Dieses Buch, Girl at War, war persönlich und wichtig für mich, aber nachdem es fertig war, verfolgte mich weiterhin der Geist von John Singer. Ich wollte kein Gefäß sein, um Geschichten zu hören, und ich wollte nicht mehr allein sein. Ich hatte gehörlose Freunde, aber sie waren keine Schriftsteller.

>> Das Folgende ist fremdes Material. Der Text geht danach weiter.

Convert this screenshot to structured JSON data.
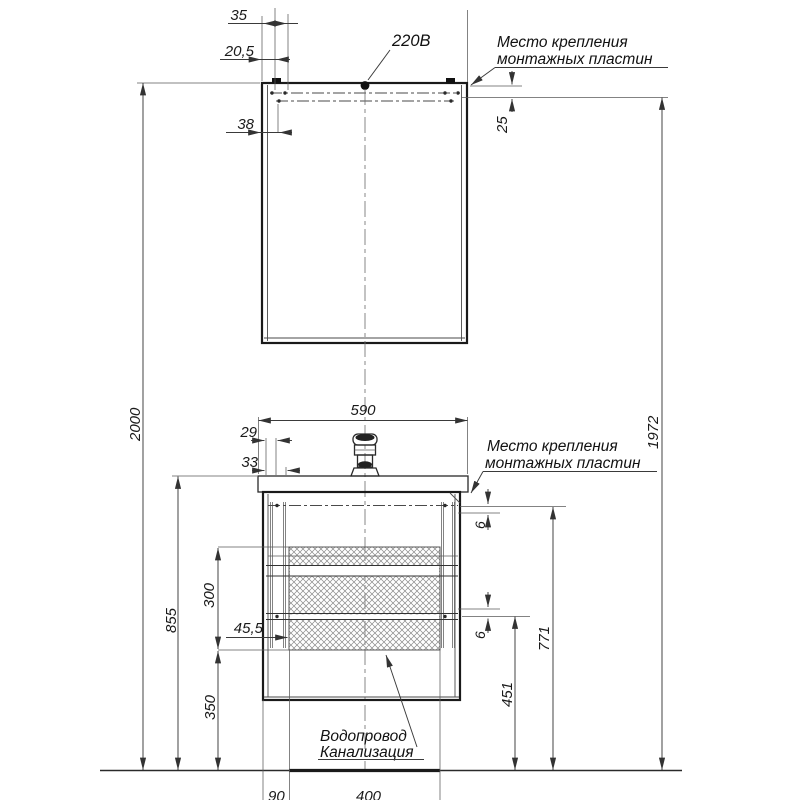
{
  "labels": {
    "power": "220В",
    "mount_top": {
      "line1": "Место крепления",
      "line2": "монтажных пластин"
    },
    "mount_bottom": {
      "line1": "Место крепления",
      "line2": "монтажных пластин"
    },
    "water": {
      "line1": "Водопровод",
      "line2": "Канализация"
    }
  },
  "dims": {
    "m35": "35",
    "m20_5": "20,5",
    "m38": "38",
    "m25": "25",
    "h2000": "2000",
    "h1972": "1972",
    "h855": "855",
    "h771": "771",
    "h451": "451",
    "h350": "350",
    "h300": "300",
    "v590": "590",
    "v29": "29",
    "v33": "33",
    "v6a": "6",
    "v6b": "6",
    "v45_5": "45,5",
    "f90": "90",
    "f400": "400"
  },
  "colors": {
    "line": "#1a1a1a",
    "hatch": "#777777",
    "background": "#ffffff"
  }
}
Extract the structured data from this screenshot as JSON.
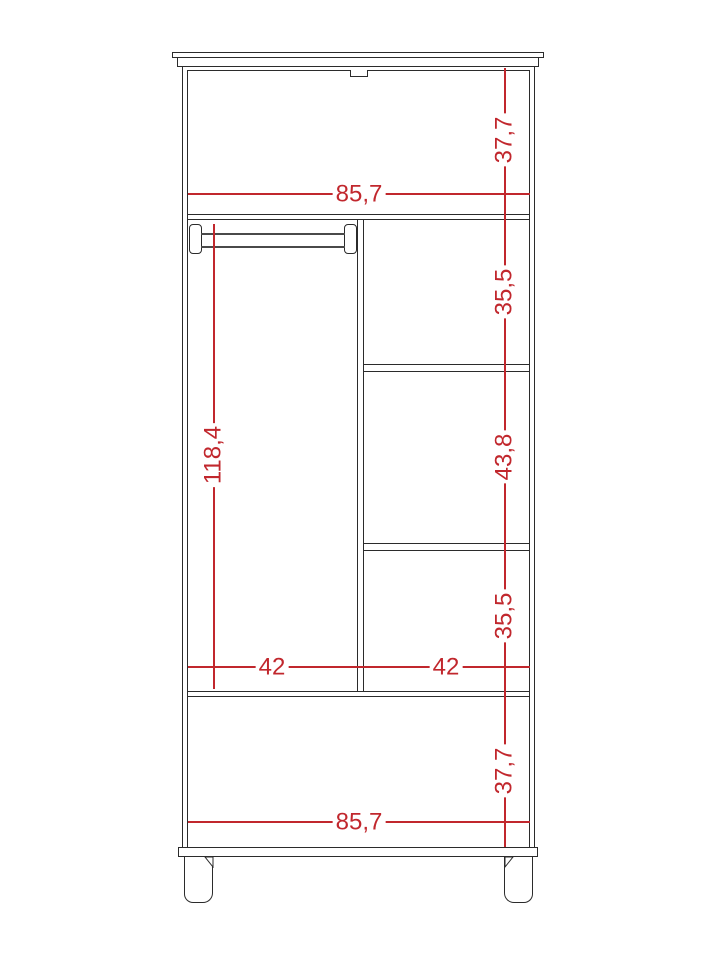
{
  "meta": {
    "title": "Wardrobe front-elevation dimension drawing",
    "drawing_type": "furniture technical diagram",
    "number_format": "decimal comma"
  },
  "colors": {
    "outline": "#2b2b2b",
    "dimension_red": "#c1272d",
    "background": "#ffffff"
  },
  "dimensions": {
    "top_panel_height": "37,7",
    "top_interior_width": "85,7",
    "right_top_compartment_height": "35,5",
    "right_middle_compartment_height": "43,8",
    "right_bottom_compartment_height": "35,5",
    "left_compartment_height": "118,4",
    "left_compartment_width": "42",
    "right_compartment_width": "42",
    "bottom_panel_height": "37,7",
    "bottom_interior_width": "85,7"
  }
}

Glücklicherweise geschah die Offenbarung, dass ich mit gehörlosen Schriftstellern kommunizieren musste, genau zum richtigen Zeitpunkt. Es war um das Jahr 2015 herum und die sozialen Medien boomten; Insbesondere Twitter ermöglichte es mir, mit der gehörlosen Schreibgemeinschaft in Kontakt zu treten. In virtuellen Räumen konnten wir analysieren, was es bedeutet, eine gehörlose Person zu sein, die auf Englisch arbeitet, und die Bedeutung einer intersektionalen Repräsentation von gehörlosen Menschen in der Literatur diskutieren. Vor allem aber gab mir das Zusammensein mit anderen gehörlosen Schriftstellern genau das, was hörende Schriftsteller von der Gemeinschaft miteinander bekommen: den Mut, sich hinzusetzen und das Buch in Angriff zu nehmen, das ich wirklich schreiben wollte.

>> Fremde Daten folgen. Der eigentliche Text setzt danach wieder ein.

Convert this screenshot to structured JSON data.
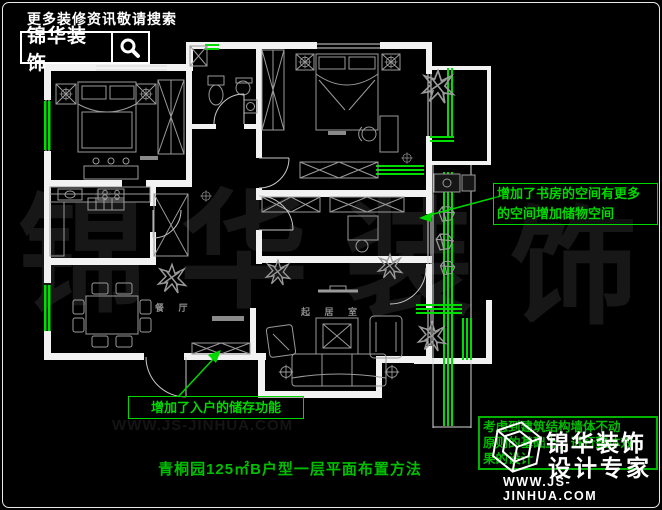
{
  "banner": {
    "slogan": "更多装修资讯敬请搜索",
    "brand": "锦华装饰"
  },
  "plan": {
    "labels": {
      "dining": "餐 厅",
      "living": "起 居 室"
    },
    "colors": {
      "wall": "#ffffff",
      "furniture": "#9a9a9a",
      "window_green": "#00dd00",
      "annotation_green": "#00d800",
      "title_green": "#00be00",
      "background": "#000000"
    }
  },
  "annotations": {
    "study_note_line1": "增加了书房的空间有更多",
    "study_note_line2": "的空间增加储物空间",
    "entry_note": "增加了入户的储存功能"
  },
  "title": "青桐园125㎡B户型一层平面布置方法",
  "footer": {
    "note_line1": "考虑到建筑结构墙体不动",
    "note_line2": "原则的基础上，进行整体效",
    "note_line3": "果的设计",
    "brand_line1": "锦华装饰",
    "brand_line2": "设计专家",
    "url": "WWW.JS-JINHUA.COM"
  },
  "watermark": {
    "chars": [
      "锦",
      "华",
      "装",
      "饰"
    ],
    "url_ghost": "WWW.JS-JINHUA.COM"
  }
}
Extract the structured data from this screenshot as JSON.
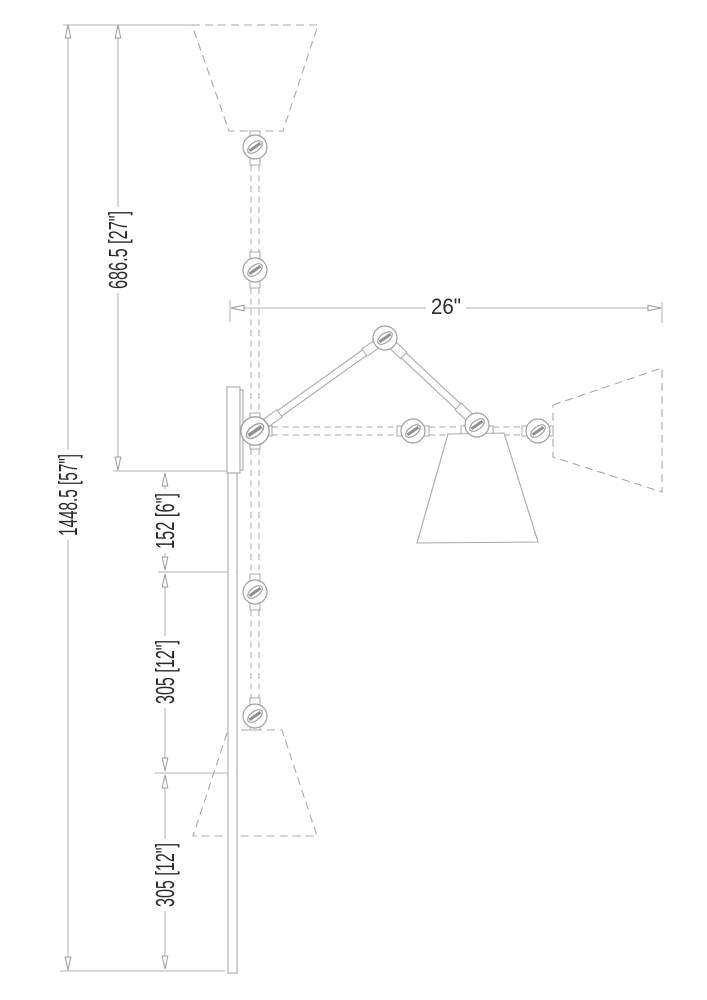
{
  "drawing": {
    "dimensions": {
      "overall_height": "1448.5 [57\"]",
      "upper_height": "686.5 [27\"]",
      "arm_projection": "26\"",
      "plate_gap": "152 [6\"]",
      "upper_spacing": "305 [12\"]",
      "lower_spacing": "305 [12\"]"
    },
    "colors": {
      "line": "#a9a9a9",
      "dimension_line": "#b0b0b0",
      "text": "#2b2b2b",
      "background": "#ffffff"
    }
  }
}
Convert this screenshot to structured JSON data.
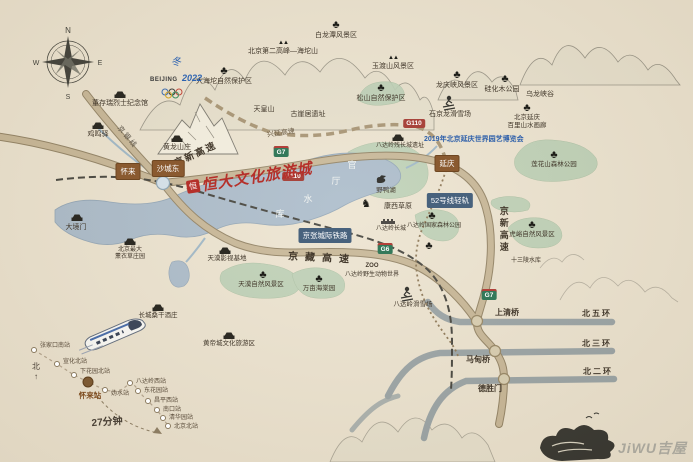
{
  "map": {
    "logo": {
      "seal": "恒",
      "text": "恒大文化旅游城"
    },
    "expo": "2019年北京延庆世界园艺博览会",
    "olympics": {
      "emblem": "冬",
      "name": "BEIJING",
      "year": "2022"
    },
    "compass": {
      "n": "N",
      "s": "S",
      "e": "E",
      "w": "W"
    },
    "trip_time": "27分钟",
    "north": "北",
    "north_arrow": "↑",
    "watermark": "JiWU吉屋",
    "colors": {
      "logo_red": "#b5302a",
      "expo_blue": "#2d5faa",
      "road_tan": "#c6b594",
      "ring_gray": "#97a1a3",
      "lake_blue": "#a9bac9",
      "green": "#b9ceb3",
      "town_brown": "#8a5a30"
    },
    "towns": [
      {
        "t": "怀来",
        "x": 128,
        "y": 163
      },
      {
        "t": "沙城东",
        "x": 168,
        "y": 160
      },
      {
        "t": "延庆",
        "x": 447,
        "y": 155
      }
    ],
    "signs": [
      {
        "t": "G7",
        "x": 281,
        "y": 146,
        "k": "exp"
      },
      {
        "t": "G110",
        "x": 293,
        "y": 172,
        "k": "nat"
      },
      {
        "t": "G110",
        "x": 414,
        "y": 119,
        "k": "nat"
      },
      {
        "t": "G6",
        "x": 385,
        "y": 243,
        "k": "exp"
      },
      {
        "t": "G7",
        "x": 489,
        "y": 289,
        "k": "exp"
      }
    ],
    "rail_labels": [
      {
        "t": "京张城际铁路",
        "x": 325,
        "y": 228
      },
      {
        "t": "52号线轻轨",
        "x": 450,
        "y": 193
      }
    ],
    "labels": [
      {
        "t": "董存瑞烈士纪念馆",
        "x": 120,
        "y": 100
      },
      {
        "t": "鸡鸣驿",
        "x": 98,
        "y": 131
      },
      {
        "t": "黄龙山庄",
        "x": 177,
        "y": 144
      },
      {
        "t": "大海坨自然保护区",
        "x": 224,
        "y": 78
      },
      {
        "t": "北京第二高峰—海坨山",
        "x": 283,
        "y": 48
      },
      {
        "t": "白龙潭风景区",
        "x": 336,
        "y": 32
      },
      {
        "t": "玉渡山风景区",
        "x": 393,
        "y": 63
      },
      {
        "t": "松山自然保护区",
        "x": 381,
        "y": 95
      },
      {
        "t": "天皇山",
        "x": 264,
        "y": 106
      },
      {
        "t": "古崖居遗址",
        "x": 308,
        "y": 111
      },
      {
        "t": "龙庆峡风景区",
        "x": 457,
        "y": 82
      },
      {
        "t": "石京龙滑雪场",
        "x": 450,
        "y": 111
      },
      {
        "t": "硅化木公园",
        "x": 502,
        "y": 86
      },
      {
        "t": "乌龙峡谷",
        "x": 540,
        "y": 91
      },
      {
        "t": "北京延庆",
        "x": 527,
        "y": 115,
        "s": 6.5
      },
      {
        "t": "百里山水画廊",
        "x": 527,
        "y": 123,
        "s": 6.5
      },
      {
        "t": "兴延高速",
        "x": 281,
        "y": 130,
        "r": -8,
        "c": "#6a5a43"
      },
      {
        "t": "莲花山森林公园",
        "x": 554,
        "y": 162,
        "s": 6.5
      },
      {
        "t": "虎峪自然风景区",
        "x": 532,
        "y": 232,
        "s": 6.5
      },
      {
        "t": "十三陵水库",
        "x": 526,
        "y": 258,
        "s": 6
      },
      {
        "t": "野鸭湖",
        "x": 386,
        "y": 188,
        "s": 6.5
      },
      {
        "t": "康西草原",
        "x": 398,
        "y": 203
      },
      {
        "t": "八达岭残长城遗址",
        "x": 400,
        "y": 143,
        "s": 6
      },
      {
        "t": "八达岭长城",
        "x": 391,
        "y": 226,
        "s": 6
      },
      {
        "t": "八达岭国家森林公园",
        "x": 434,
        "y": 223,
        "s": 6
      },
      {
        "t": "ZOO",
        "x": 372,
        "y": 263,
        "s": 6,
        "b": 1
      },
      {
        "t": "八达岭野生动物世界",
        "x": 372,
        "y": 272,
        "s": 6
      },
      {
        "t": "八达岭滑雪场",
        "x": 413,
        "y": 302,
        "s": 6.5
      },
      {
        "t": "天漠影视基地",
        "x": 227,
        "y": 256,
        "s": 6.5
      },
      {
        "t": "天漠自然风景区",
        "x": 261,
        "y": 282,
        "s": 6.5
      },
      {
        "t": "万亩海棠园",
        "x": 319,
        "y": 286,
        "s": 6.5
      },
      {
        "t": "北京最大",
        "x": 130,
        "y": 247,
        "s": 6
      },
      {
        "t": "薰衣草庄园",
        "x": 130,
        "y": 254,
        "s": 6
      },
      {
        "t": "大境门",
        "x": 76,
        "y": 224
      },
      {
        "t": "长城桑干酒庄",
        "x": 158,
        "y": 313,
        "s": 6.5
      },
      {
        "t": "黄帝城文化旅游区",
        "x": 229,
        "y": 341,
        "s": 6.5
      },
      {
        "t": "京新高速",
        "x": 196,
        "y": 150,
        "r": -25,
        "b": 1,
        "s": 9.5,
        "ls": 2
      },
      {
        "t": "京新高速",
        "x": 503,
        "y": 206,
        "v": 1,
        "b": 1,
        "s": 9,
        "ls": 3
      },
      {
        "t": "京藏高速",
        "x": 322,
        "y": 254,
        "r": 3,
        "b": 1,
        "s": 10,
        "ls": 7
      },
      {
        "t": "京银线",
        "x": 127,
        "y": 134,
        "r": 50,
        "s": 7,
        "c": "#5d5548",
        "ls": 2
      },
      {
        "t": "北五环",
        "x": 597,
        "y": 310,
        "s": 8,
        "b": 1,
        "ls": 2
      },
      {
        "t": "北三环",
        "x": 597,
        "y": 340,
        "s": 8,
        "b": 1,
        "ls": 2
      },
      {
        "t": "北二环",
        "x": 598,
        "y": 368,
        "s": 8,
        "b": 1,
        "ls": 2
      },
      {
        "t": "上清桥",
        "x": 507,
        "y": 309,
        "s": 8,
        "b": 1
      },
      {
        "t": "马甸桥",
        "x": 478,
        "y": 356,
        "s": 8,
        "b": 1
      },
      {
        "t": "德胜门",
        "x": 490,
        "y": 385,
        "s": 8,
        "b": 1
      }
    ],
    "lake_name_chars": [
      {
        "t": "官",
        "x": 352,
        "y": 158
      },
      {
        "t": "厅",
        "x": 336,
        "y": 174
      },
      {
        "t": "水",
        "x": 308,
        "y": 192
      },
      {
        "t": "库",
        "x": 280,
        "y": 207
      }
    ],
    "icons": [
      {
        "k": "tree",
        "x": 224,
        "y": 66
      },
      {
        "k": "tree",
        "x": 336,
        "y": 20
      },
      {
        "k": "tree",
        "x": 381,
        "y": 83
      },
      {
        "k": "tree",
        "x": 457,
        "y": 70
      },
      {
        "k": "tree",
        "x": 505,
        "y": 74
      },
      {
        "k": "tree",
        "x": 527,
        "y": 103
      },
      {
        "k": "tree",
        "x": 432,
        "y": 211
      },
      {
        "k": "tree",
        "x": 554,
        "y": 150
      },
      {
        "k": "tree",
        "x": 532,
        "y": 220
      },
      {
        "k": "tree",
        "x": 263,
        "y": 270
      },
      {
        "k": "tree",
        "x": 319,
        "y": 274
      },
      {
        "k": "tree",
        "x": 429,
        "y": 241
      },
      {
        "k": "mounts",
        "x": 283,
        "y": 40
      },
      {
        "k": "mounts",
        "x": 393,
        "y": 55
      },
      {
        "k": "horse",
        "x": 366,
        "y": 199
      },
      {
        "k": "bldg",
        "x": 120,
        "y": 91
      },
      {
        "k": "bldg",
        "x": 98,
        "y": 122
      },
      {
        "k": "bldg",
        "x": 177,
        "y": 135
      },
      {
        "k": "bldg",
        "x": 77,
        "y": 214
      },
      {
        "k": "bldg",
        "x": 130,
        "y": 238
      },
      {
        "k": "bldg",
        "x": 225,
        "y": 247
      },
      {
        "k": "bldg",
        "x": 158,
        "y": 304
      },
      {
        "k": "bldg",
        "x": 229,
        "y": 332
      },
      {
        "k": "bldg",
        "x": 398,
        "y": 134
      }
    ],
    "inset": {
      "stations": [
        {
          "t": "张家口南站",
          "dx": 34,
          "dy": 350,
          "lx": 40,
          "ly": 343
        },
        {
          "t": "宣化北站",
          "dx": 57,
          "dy": 364,
          "lx": 63,
          "ly": 359
        },
        {
          "t": "下花园北站",
          "dx": 74,
          "dy": 375,
          "lx": 80,
          "ly": 369
        },
        {
          "t": "怀来站",
          "dx": 88,
          "dy": 382,
          "lx": 90,
          "ly": 392,
          "major": 1
        },
        {
          "t": "妫水站",
          "dx": 105,
          "dy": 390,
          "lx": 111,
          "ly": 391
        },
        {
          "t": "八达岭西站",
          "dx": 130,
          "dy": 383,
          "lx": 136,
          "ly": 379
        },
        {
          "t": "东花园站",
          "dx": 138,
          "dy": 391,
          "lx": 144,
          "ly": 388
        },
        {
          "t": "昌平西站",
          "dx": 148,
          "dy": 401,
          "lx": 154,
          "ly": 398
        },
        {
          "t": "南口站",
          "dx": 157,
          "dy": 410,
          "lx": 163,
          "ly": 407
        },
        {
          "t": "清华园站",
          "dx": 163,
          "dy": 418,
          "lx": 169,
          "ly": 415
        },
        {
          "t": "北京北站",
          "dx": 168,
          "dy": 426,
          "lx": 174,
          "ly": 424
        }
      ]
    }
  }
}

True Biz, mein neues Buch, ist ein durch und durch gehörloser Roman, in Charakter, Handlung und Form. Wenn ich in letzter Zeit reise und mit Lesern über True Biz spreche, Endlich konnte ich in Worte fassen, was immer schon galt, auch wenn ich unwissentlich dagegen ankämpfte: Ohne ASL wäre ich kein Schriftsteller geworden. Für einige scheint dies kontraintuitiv zu sein, da ich auf Englisch schreibe. Aber Sprache trägt mehr als die Arbeit der Kommunikation mit der Mainstream-Welt; es ist auch das innere Vehikel für unsere Gedanken und Gefühle, der Mechanismus, durch den wir uns selbst verstehen. Ohne zuerst ASL gehabt zu haben, hätte ich mich nicht als Person verstanden, die eine Geschichte zu erzählen hat.

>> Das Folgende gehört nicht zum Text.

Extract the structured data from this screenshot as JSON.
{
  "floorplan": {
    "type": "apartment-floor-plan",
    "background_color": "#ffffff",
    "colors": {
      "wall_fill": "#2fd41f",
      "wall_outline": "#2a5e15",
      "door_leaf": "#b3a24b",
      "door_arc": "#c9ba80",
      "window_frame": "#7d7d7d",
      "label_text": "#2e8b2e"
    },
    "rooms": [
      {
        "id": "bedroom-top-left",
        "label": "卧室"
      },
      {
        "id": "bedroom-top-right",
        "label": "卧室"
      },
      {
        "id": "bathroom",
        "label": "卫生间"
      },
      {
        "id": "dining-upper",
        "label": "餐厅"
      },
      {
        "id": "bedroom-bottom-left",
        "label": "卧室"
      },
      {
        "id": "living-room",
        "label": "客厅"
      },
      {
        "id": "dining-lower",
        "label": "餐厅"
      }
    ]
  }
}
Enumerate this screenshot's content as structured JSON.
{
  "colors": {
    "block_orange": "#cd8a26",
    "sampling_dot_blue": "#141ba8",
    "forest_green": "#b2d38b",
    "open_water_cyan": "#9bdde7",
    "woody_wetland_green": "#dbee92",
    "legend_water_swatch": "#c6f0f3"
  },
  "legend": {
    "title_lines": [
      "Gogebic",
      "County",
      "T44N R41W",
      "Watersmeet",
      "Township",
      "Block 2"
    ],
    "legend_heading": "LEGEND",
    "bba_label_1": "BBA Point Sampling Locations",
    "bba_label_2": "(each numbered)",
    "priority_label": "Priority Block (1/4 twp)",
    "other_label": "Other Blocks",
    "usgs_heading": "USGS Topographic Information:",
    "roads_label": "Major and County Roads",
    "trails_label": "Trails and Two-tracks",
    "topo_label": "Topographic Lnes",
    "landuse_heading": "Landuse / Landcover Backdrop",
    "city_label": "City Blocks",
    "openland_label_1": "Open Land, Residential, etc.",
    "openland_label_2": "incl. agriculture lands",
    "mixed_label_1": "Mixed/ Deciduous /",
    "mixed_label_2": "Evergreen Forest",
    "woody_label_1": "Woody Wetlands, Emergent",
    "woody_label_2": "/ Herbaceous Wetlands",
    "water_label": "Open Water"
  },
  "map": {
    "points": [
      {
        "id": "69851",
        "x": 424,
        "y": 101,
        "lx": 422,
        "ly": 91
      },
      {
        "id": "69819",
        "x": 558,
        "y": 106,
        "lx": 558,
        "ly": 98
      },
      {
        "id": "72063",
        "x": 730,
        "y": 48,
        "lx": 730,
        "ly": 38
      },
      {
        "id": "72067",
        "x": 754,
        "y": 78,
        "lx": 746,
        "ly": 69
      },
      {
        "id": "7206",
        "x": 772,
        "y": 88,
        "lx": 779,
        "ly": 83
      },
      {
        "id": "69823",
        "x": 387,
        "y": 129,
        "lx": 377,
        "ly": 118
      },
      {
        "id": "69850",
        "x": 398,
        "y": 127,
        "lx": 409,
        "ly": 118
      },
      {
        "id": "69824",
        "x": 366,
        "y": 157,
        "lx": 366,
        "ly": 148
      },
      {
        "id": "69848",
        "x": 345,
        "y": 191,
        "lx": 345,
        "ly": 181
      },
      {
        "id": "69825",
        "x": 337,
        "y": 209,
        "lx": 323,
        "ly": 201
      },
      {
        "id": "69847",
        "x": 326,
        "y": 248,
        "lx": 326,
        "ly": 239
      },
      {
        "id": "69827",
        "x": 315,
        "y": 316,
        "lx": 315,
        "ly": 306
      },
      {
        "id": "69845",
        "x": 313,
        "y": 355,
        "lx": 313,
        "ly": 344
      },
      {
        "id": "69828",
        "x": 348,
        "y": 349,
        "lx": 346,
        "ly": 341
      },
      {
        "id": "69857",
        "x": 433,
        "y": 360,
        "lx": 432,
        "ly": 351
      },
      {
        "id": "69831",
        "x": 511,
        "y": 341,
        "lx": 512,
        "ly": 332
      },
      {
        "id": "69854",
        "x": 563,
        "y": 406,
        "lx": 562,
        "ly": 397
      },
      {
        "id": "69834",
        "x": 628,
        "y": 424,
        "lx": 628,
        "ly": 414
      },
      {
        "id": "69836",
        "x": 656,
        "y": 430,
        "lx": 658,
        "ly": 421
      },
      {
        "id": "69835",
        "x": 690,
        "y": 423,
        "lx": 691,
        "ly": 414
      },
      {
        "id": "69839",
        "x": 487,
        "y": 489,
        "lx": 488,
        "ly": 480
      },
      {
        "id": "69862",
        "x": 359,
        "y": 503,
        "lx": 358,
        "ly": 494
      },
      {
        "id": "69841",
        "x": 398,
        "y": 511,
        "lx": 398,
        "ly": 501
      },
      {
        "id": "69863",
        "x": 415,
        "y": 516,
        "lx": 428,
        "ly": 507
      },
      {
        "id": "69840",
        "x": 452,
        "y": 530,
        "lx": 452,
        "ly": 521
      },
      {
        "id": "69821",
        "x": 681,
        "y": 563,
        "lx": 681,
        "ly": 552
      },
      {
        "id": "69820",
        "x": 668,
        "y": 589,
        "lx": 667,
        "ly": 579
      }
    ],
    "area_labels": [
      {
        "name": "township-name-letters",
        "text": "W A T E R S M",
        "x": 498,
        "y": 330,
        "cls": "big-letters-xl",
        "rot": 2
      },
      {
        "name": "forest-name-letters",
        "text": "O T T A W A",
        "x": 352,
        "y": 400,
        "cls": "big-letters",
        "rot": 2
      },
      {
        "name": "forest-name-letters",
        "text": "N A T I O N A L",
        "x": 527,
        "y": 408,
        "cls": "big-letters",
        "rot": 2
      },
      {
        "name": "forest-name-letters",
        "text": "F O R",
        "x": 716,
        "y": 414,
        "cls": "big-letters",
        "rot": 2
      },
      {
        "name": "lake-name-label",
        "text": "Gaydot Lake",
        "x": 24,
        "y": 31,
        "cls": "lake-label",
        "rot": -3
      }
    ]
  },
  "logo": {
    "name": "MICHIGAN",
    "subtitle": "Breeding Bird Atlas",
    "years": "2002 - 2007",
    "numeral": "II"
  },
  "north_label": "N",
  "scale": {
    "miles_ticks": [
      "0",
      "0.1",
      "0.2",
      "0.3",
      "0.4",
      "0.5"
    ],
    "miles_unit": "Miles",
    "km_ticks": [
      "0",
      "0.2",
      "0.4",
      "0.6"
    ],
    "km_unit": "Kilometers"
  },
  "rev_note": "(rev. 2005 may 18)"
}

Gehörlosigkeit ist natürlich kein Monolith, und Schriftsteller und Schöpfer haben gerade erst an der Oberfläche der Gehörlosenerfahrung gekratzt. Es gibt noch viel zu tun, um die verschiedenen Stimmen in unserer Gemeinschaft zu verstärken. Die Inklusion von Gehörlosen und Behinderten ist kein Kästchen, das auf einer Checkliste für Gerechtigkeit abgehakt werden muss – es ist ein Zustand ständigen Fortschritts. Ich hoffe, dass die derzeitige Zunahme der Vertretung nicht als Modeerscheinung oder „Moment“ für gehörlose Menschen angesehen wird, sondern als neue Normalität. Während sich die Sichtbarkeit von Gehörlosen für die meisten neu anfühlen mag, so wie es für mich einst der Fall war, müssen wir verstehen, dass zahlreiche talentierte gehörlose Schriftsteller und Kreative schon immer da waren und es immer verdient haben, gehört zu werden. Was sich jetzt ändert, ist die Bereitschaft der hörenden Welt zuzuhören.

  • True Biz von Sara Nović wird von Little, Brown für 18,99 £ herausgegeben. Um den Guardian und den Observer zu unterstützen, bestellen Sie Ihr Exemplar unter guardianbookshop.com. Es können Versandkosten anfallen.